One of the most macabre passages is undoubtedly to be found in Chapter V, entitled "La soirée médicale". It presents the pseudo-resurrection of a drowned man in the middle of a Parisian salon. Johannot succeeds in showing the full horror of this vision, by presenting in full light this dying man with empty eyes adorned in a shroud. The artist did not forget the detail of his torn-off leg, carefully placed in the shadow of the table. The crowd of onlookers, surrounding and watching him, reinforces the impression of heaviness and unease inherent in the passage.

In many of his productions Janin became a literary figure, enjoying playing with the rules of literary genres. L'Âne Mort is no exception to the rule, with Janin resorting to a number of commonplaces in the noir novel, but he also parodies Victor Hugo's Dernier Jour d'un condamné, from which he borrows the title of his pamphlet for chapter XXV of his novel.
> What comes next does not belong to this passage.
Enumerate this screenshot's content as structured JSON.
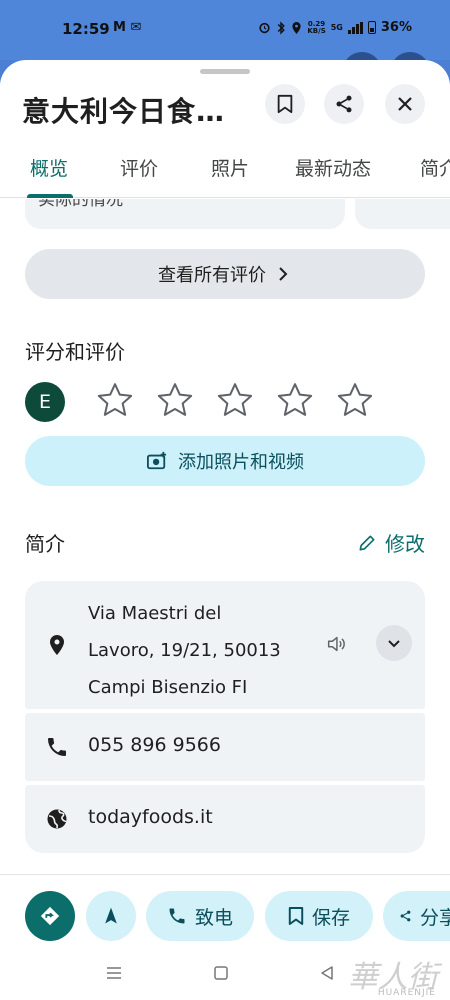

While Hugo's intention was clearly to produce a text against the death penalty, Janin's motivation was quite different. The latter did not really like his colleague's work, which he had already bitterly reviewed on 3 February 1829 in La Quotidienne ("C’est à en devenir fou […] une agonie de trois cents pages"). As with his Contes fantastiques, which, according to the author himself, were fantastic in name only, the aim was simply to appeal to a literary lineage that could have an impact on his work.

It was also a writing exercise for the author, who constantly reworked his novel until 1865, the last time it was published during Janin's lifetime. This was the 7th edition, in which the subtitle disappeared. In his last preface, which had the air of a retrospective, Janin admitted to loving the novel « comme son premier-né ».

A very good copy, plates slightly yellowed.